- Official release poster
- Directed by: Jean-Michel Cousteau; Jean-Jacques Mantello;
- Written by: David Chocron
- Screenplay by: Francois Mantello; Jean-Jacques Mantello;
- Produced by: François Mantello; Arnold Schwarzenegger;
- Narrated by: Arnold Schwarzenegger
- Cinematography: Jean-Jacques Mantello; Gavin McKinney;
- Edited by: Enzo Mantello
- Music by: Christophe Jacquelin
- Production companies: Myriad Pictures 3D Entertainment
- Distributed by: Fathom Events
- Release dates: September 2017 (San Sebastian Film Festival); 17 January 2019 (US);
- Running time: 82 minutes
- Countries: United Kingdom France
- Language: English

= Wonders of the Sea 3D =

2019 film directed by Jean-Michel Cousteau and Jean-Jacques Mantello

Wonders of the Sea 3D is a 2017 American documentary film co-directed by Jean-Michel Cousteau and narrated by Arnold Schwarzenegger.

==Background==
Schwarzenegger expressed the hope that the film would do for marine conservation what the film Saturday Night Fever (1977) did for disco dancing, and what the film Pumping Iron (1977), in which Schwarzenegger starred, did for gym memberships.
When the film was screened at the 2017 San Sebastián International Film Festival, Schwarzenegger argued

"Don’t ever ever buy into the idea that the environment ought to be a political issue.... there is no democrat or republican air, there is no democrat or republican water. We breath the same air and we drink the same water."

==Filming and casting==
The documentary was filmed over three years in locations ranging from Fiji to the Bahamas.

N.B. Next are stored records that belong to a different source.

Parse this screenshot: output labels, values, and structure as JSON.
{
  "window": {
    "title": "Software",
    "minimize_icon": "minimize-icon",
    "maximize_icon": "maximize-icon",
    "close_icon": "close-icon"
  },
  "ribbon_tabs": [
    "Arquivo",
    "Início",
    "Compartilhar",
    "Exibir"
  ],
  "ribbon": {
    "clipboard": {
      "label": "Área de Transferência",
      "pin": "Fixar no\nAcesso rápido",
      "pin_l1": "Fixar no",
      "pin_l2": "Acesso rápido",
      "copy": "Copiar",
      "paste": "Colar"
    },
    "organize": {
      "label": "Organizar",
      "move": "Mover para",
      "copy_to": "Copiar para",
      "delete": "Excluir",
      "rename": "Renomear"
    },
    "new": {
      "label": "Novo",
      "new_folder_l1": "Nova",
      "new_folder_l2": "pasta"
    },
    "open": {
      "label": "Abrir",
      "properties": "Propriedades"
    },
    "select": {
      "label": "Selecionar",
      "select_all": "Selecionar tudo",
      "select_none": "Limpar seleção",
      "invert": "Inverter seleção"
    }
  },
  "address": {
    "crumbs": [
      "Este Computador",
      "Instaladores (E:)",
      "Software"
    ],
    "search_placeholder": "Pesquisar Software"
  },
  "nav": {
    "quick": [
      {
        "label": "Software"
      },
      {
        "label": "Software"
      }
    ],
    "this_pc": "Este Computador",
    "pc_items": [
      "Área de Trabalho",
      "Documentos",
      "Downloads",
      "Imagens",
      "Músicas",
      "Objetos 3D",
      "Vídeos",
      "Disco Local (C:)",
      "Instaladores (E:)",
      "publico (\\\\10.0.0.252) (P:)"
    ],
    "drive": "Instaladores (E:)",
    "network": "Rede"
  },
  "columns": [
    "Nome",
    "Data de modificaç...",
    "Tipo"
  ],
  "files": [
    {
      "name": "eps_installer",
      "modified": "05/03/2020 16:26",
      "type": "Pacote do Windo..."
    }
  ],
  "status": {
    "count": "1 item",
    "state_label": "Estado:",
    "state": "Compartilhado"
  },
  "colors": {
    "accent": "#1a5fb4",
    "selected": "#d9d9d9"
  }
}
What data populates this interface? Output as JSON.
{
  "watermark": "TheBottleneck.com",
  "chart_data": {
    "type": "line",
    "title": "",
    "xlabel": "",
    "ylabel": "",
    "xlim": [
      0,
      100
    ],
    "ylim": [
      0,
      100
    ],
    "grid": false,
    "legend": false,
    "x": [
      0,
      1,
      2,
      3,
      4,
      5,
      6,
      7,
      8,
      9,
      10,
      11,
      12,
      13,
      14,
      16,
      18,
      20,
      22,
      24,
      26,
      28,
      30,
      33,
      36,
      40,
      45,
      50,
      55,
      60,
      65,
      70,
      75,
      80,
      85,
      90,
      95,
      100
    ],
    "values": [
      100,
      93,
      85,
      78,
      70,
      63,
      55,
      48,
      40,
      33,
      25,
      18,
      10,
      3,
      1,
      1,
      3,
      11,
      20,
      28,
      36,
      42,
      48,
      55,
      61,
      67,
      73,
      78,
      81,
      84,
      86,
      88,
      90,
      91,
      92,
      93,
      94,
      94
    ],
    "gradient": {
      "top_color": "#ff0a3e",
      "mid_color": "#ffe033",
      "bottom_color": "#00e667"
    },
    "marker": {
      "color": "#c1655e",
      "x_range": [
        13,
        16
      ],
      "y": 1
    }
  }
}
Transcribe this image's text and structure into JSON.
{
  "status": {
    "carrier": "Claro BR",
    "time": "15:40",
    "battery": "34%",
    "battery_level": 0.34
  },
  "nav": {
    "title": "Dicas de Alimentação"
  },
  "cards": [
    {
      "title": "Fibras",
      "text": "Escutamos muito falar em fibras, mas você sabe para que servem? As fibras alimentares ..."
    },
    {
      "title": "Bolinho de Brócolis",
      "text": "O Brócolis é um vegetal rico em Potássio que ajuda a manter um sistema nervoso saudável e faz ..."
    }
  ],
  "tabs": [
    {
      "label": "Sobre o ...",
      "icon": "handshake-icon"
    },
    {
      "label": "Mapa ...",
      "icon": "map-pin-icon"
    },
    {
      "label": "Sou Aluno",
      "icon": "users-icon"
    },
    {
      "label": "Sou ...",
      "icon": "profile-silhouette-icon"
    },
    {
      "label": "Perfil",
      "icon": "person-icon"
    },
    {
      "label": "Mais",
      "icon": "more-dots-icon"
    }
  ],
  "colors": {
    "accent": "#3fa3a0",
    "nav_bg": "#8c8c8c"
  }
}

The cast includes Céline Cousteau, Fabien Cousteau, and Jean-Michel Cousteau.

==Critical reviews==
The film has been reviewed in US media that include Variety and The Hollywood Reporter.
The film has also been reviewed in Canada by the Toronto Star, the National Post,
The Globe and Mail,
The Georgia Straight,
Now Magazine,
Original Cin,
and What She Said,
in Spain by El País,
in the Philippines by the Philippine Daily Inquirer,
and in Italy by Mymovies.it and Comingsoon.it.